There's a fancier way:

    echo "${file%.*}"

From the manual

${parameter%%word}

The word is expanded to produce a pattern [here .*] and matched according to the rules described below. If the pattern matches a trailing portion of the expanded value of parameter, then the result of the expansion is the value of parameter with the shortest matching pattern deleted.

Useful Helpers

awk: this is the universal parser, but it's a programming language in its own right.
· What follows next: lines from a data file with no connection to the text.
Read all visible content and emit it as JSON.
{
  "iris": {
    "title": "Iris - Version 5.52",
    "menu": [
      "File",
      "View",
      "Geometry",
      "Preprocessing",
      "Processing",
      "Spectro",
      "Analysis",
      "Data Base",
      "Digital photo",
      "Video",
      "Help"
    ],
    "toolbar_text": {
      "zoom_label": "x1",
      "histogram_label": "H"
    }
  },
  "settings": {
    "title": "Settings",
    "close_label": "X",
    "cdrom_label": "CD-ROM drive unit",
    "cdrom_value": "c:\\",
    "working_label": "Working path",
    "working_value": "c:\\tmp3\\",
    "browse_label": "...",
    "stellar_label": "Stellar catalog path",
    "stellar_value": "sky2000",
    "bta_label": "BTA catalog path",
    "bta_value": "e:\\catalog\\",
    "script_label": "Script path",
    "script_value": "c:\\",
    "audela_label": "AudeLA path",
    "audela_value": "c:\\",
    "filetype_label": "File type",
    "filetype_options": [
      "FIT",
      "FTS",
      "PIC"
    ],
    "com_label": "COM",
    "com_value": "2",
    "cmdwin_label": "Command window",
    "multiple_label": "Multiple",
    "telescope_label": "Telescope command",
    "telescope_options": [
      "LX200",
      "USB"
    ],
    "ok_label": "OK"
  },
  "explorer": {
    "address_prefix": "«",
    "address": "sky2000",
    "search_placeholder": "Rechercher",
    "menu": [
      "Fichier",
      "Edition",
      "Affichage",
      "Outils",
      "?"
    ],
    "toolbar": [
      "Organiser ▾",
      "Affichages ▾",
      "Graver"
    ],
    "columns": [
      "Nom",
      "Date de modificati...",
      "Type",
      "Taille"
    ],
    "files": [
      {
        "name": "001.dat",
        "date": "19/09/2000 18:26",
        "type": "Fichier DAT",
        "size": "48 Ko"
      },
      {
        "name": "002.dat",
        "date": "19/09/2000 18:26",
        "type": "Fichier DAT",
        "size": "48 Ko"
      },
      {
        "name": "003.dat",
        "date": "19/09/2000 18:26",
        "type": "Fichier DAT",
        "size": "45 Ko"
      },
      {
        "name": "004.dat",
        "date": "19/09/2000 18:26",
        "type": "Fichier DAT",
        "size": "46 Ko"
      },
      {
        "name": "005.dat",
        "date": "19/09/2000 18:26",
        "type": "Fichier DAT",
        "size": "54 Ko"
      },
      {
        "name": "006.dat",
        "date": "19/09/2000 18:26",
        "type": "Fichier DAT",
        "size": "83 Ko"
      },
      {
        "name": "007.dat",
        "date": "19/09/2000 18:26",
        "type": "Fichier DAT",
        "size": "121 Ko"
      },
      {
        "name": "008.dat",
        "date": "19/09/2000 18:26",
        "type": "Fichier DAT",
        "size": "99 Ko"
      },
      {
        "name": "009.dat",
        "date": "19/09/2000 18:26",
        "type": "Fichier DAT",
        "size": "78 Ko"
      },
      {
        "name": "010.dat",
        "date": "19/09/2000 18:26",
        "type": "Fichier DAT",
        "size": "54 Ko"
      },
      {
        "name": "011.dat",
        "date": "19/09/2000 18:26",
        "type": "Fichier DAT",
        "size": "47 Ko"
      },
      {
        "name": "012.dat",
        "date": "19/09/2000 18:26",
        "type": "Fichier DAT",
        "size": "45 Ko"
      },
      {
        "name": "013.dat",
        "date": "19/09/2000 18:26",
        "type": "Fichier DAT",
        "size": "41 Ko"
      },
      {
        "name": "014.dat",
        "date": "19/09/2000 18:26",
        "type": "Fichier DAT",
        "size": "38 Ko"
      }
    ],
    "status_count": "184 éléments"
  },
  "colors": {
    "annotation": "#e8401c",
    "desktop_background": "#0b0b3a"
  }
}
cut: cuts out part of a line. Lines can be split into fields by any delimiter

tr: translates one set of characters to another.

bash case

My example will be mycal, below, which converts written-out months to numeric form for the cal command (actually, cal nowadays does take written-out months)

#!/bin/bash
# http://redsymbol.net/articles/unofficial-bash-strict-mode/
# mydate: convert 'oct 24' to '10 2024' for the cal command
# Actually, modern versions of cal do accept the month as "jan" or "january", etc.
# Try the month 9 1752

DEBUG=1

set -eu
set -o pipefail

if [ $# -ne 2 ]
then
    echo "usage: mycal month year"
    exit 1
fi

MONTH=$1
YEAR=$2

if test $YEAR -lt 100        # two-digit year
then
    YEAR=$(($YEAR + 2000))
fi

MONTH=$(echo $MONTH | tr '[A-Z]' '[a-z]')    # convert to lowercase; escape char classes from shell
if test $DEBUG -eq 1;then echo "MONTH is $MONTH"; fi

if [[ $MONTH =~ ^[a-z] ]]    # if MONTH starts with a letter; this is a regular expression
then
case $MONTH in
    january|jan)
        MONTH=01;;       
    february|feb)
        MONTH=02;;
    march|mar)
        MONTH=03;;
    april|apr)
        MONTH=04;;
    may)
        MONTH=05;;
    june|jun)
        MONTH=06;;
    july|jul)
        MONTH=07;;
    august|aug)
        MONTH=08;;
    september|sep|sept)
        MONTH=09;;
    october|oct)
        MONTH=10;;
    november|nov)
        MONTH=11;;
    december|dec)
        MONTH=12;;       
    *)            # this is a pattern match; "*" matches everything
        echo "$MONTH is not a month"
        exit 1;;
esac
fi

if test $DEBUG -eq 1;then echo "MONTH is $MONTH, YEAR is $YEAR"; fi
 
cal $MONTH $YEAR

Some things to note here:

bash for

This is the workhorse of bash loops. Typically we are interested in looping over a set of globbed filenames:

for i in *.text
do
    if grep --silent hello $i
    then
        echo "$i says hello"
    fi
done

If a .text file has the string "hello" in it, it is included in the output.

Note the use of grep as a test condition for if; there is no test command here! Also note the --silent.

bash while

The opening example was to find the first N such that 1+2+...+N >= 1,000,000. This can't in general be done with for loops. One good use of while is when reading from a file. Here is linecounter:

if [ $# -ne 1 ]
then
        echo "usage: linecounter filename"
        exit 1
else
        FILENAME=$1
fi

echo "FILENAME is $FILENAME"

NUMLINES=0

while read x
do
    NUMLINES=$(($NUMLINES + 1))
    echo "$NUMLINES: $x"
done < $FILENAME

echo $NUMLINES

Note the argument-count check ($#). Also note that we're reading each line into a shell variable x, but not using x at all.

Here's another use of while to print all the arguments, like echoeach.sh above:

#!/bin/bash
while test $# -gt 0
do
    echo $1
    shift
done

After each shift, the first command-line argument gets popped, and all the others move up a notch (so $2 becomes $1, etc). $# is also updated.